Подъехав к фасаду беломраморного дворца, мы увидели две темные фигуры, сидящие у бассейна со стороны моря. Под зонтиком, который отлично защищал их от луны.
Мы с Крамли вскарабкались на дюну и присоединились к слепому Генри и злобному Фрицу Вонгу. Стоит ли говорить, что перед ними стоял поднос с мартини.
– Я знал, – сказал Генри, – что после ливневого стока вам потребуется новый приток сил. Берите. Пейте.
Мы взяли. Выпили.
Потом Фриц обмакнул свой монокуляр в водку, вставил на место и произнес: «Так-то будет лучше!» – И немедленно выпил.
Глава 43
Я расставлял вокруг бассейна складные стулья.
Некоторое время Крамли исподлобья наблюдал за мной, после чего произнес:
– А теперь – финал детективной истории Агаты Кристи! Пуаро устраивает у бассейна сходку всех подозреваемых. Я угадал?
– В самую точку.
– Поясни.
Я пояснил.
– Этот стул – для коллекционера старых газет с Маунт-Лоу.
– Он что – будет давать показания заочно?
– Да, заочно. Следующий стул – для Царицы Калифии, давно почившей вместе со своей хиромантией и френологическими шишками[407].
Я шел вдоль бассейна.
– Третий стул – отец Раттиган. Четвертый – киномеханик с горных вершин Китайского театра Граумана. Пятый – Дж. У. Брэдфорд, он же – Таллулла, он же – Гарбо, Свенсон и Кольбер. Шестой – профессор Квикли, он же – Скрудж, он же – Николас Никльби[408], он же – Ричард Третий. Седьмой стул – я. Восьмой – Констанция…
– Погоди-ка…
Крамли встал и прикрепил мне на рубашку свой полицейский значок.
– Мы тоже хотим, – сказал Фриц, – послушать очередную залепуху от Нэнси Дрю[409].
– Схорони-ка подальше свой монокуляр, – сказал Крамли.
Фриц схоронил.
– Ну что, стажер, начинаем?
Новоиспеченный стажер подошел к стульям.
– Итак, я – Раттиган, – сказал Крамли, – бегу под дождем с двумя Книгами мертвых. Кто-то уже умер, кто-то – вот-вот умрет…
Я выложил книжки на стеклянную столешницу и продолжил:
– На данный момент нам всем известно, что одну из книжек с покойниками послал в припадке ностальгического безумия Квикли.
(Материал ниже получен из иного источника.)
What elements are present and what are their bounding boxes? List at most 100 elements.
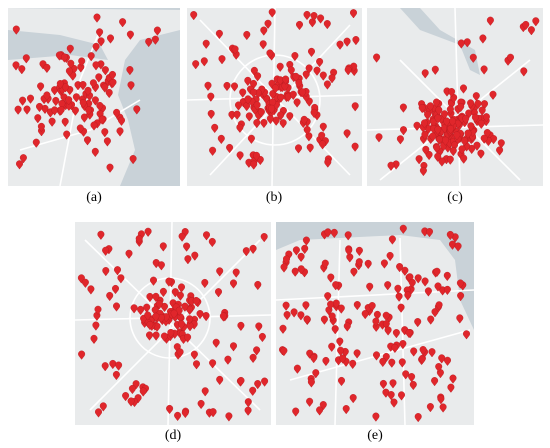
- marker: [144, 227, 152, 237]
- marker: [209, 408, 217, 418]
- marker: [421, 277, 429, 287]
- marker: [421, 119, 428, 129]
- marker: [439, 403, 447, 413]
- marker: [291, 267, 299, 277]
- marker: [282, 301, 290, 311]
- marker: [71, 106, 79, 116]
- marker: [143, 303, 151, 313]
- marker: [310, 354, 318, 364]
- marker: [426, 102, 434, 112]
- marker: [361, 310, 369, 320]
- marker: [419, 346, 427, 356]
- marker: [32, 138, 40, 148]
- marker: [125, 249, 133, 259]
- marker: [159, 242, 167, 252]
- marker: [295, 79, 303, 89]
- marker: [390, 398, 398, 408]
- marker: [146, 320, 154, 331]
- marker: [398, 358, 406, 368]
- marker: [202, 39, 210, 49]
- marker: [392, 329, 400, 339]
- marker: [431, 65, 439, 75]
- marker: [127, 81, 135, 91]
- marker: [468, 144, 476, 155]
- marker: [337, 304, 345, 314]
- marker: [80, 113, 88, 123]
- marker: [337, 346, 345, 356]
- marker: [106, 291, 114, 302]
- marker: [178, 232, 186, 242]
- marker: [431, 377, 439, 387]
- marker: [297, 311, 305, 321]
- marker: [277, 93, 285, 103]
- marker: [413, 121, 421, 131]
- marker: [448, 88, 456, 98]
- marker: [253, 346, 261, 356]
- marker: [250, 160, 258, 170]
- marker: [78, 57, 86, 67]
- marker: [130, 304, 138, 314]
- marker: [22, 54, 30, 64]
- marker: [289, 90, 297, 100]
- marker: [396, 135, 404, 145]
- marker: [97, 37, 105, 47]
- marker: [434, 282, 442, 292]
- marker: [418, 104, 426, 114]
- marker: [269, 90, 277, 100]
- marker: [408, 278, 416, 289]
- marker: [408, 373, 416, 383]
- panel-label: (e): [367, 428, 383, 443]
- marker: [225, 412, 233, 422]
- marker: [396, 263, 404, 273]
- marker: [152, 331, 160, 341]
- marker: [306, 143, 314, 153]
- marker: [322, 356, 330, 367]
- marker: [249, 353, 257, 364]
- marker: [186, 305, 194, 315]
- marker: [320, 315, 328, 325]
- marker: [224, 355, 232, 365]
- marker: [217, 134, 225, 145]
- marker: [419, 166, 427, 177]
- marker: [307, 378, 315, 388]
- marker: [469, 53, 477, 63]
- marker: [443, 285, 451, 296]
- marker: [327, 300, 335, 310]
- marker: [479, 34, 487, 44]
- marker: [463, 330, 470, 340]
- marker: [260, 26, 268, 36]
- marker: [101, 66, 109, 76]
- marker: [496, 146, 504, 156]
- marker: [192, 60, 200, 70]
- marker: [208, 237, 216, 248]
- marker: [242, 247, 250, 257]
- marker: [319, 140, 327, 150]
- marker: [12, 25, 20, 35]
- marker: [79, 81, 87, 91]
- marker: [297, 252, 305, 263]
- marker: [152, 292, 160, 303]
- marker: [107, 34, 114, 44]
- marker: [95, 408, 102, 418]
- marker: [433, 144, 441, 154]
- marker: [18, 65, 26, 75]
- marker: [178, 320, 185, 330]
- marker: [23, 105, 31, 115]
- marker: [473, 141, 481, 151]
- marker: [368, 302, 376, 312]
- marker: [165, 277, 173, 287]
- map-a: [8, 8, 180, 187]
- marker: [387, 161, 395, 171]
- marker: [268, 8, 276, 18]
- marker: [79, 99, 87, 109]
- marker: [292, 72, 300, 83]
- marker: [339, 354, 347, 364]
- marker: [186, 315, 194, 325]
- marker: [414, 413, 422, 423]
- marker: [344, 66, 352, 76]
- marker: [193, 360, 200, 370]
- marker: [308, 47, 315, 58]
- marker: [135, 235, 143, 245]
- marker: [94, 305, 102, 315]
- marker: [129, 155, 137, 165]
Он хотел напугать Констанцию – и ему это удалось. Далее… Констанция пускается в бегство от прошлого, от воспоминаний о своей стремительной, бурной и никчемной жизни.
– Метко подмечено… – вставил Крамли.
Я замолчал.
– Извини, – сказал Крамли.
Я взял в руки записную книжку Констанции с ее личным списком телефонов.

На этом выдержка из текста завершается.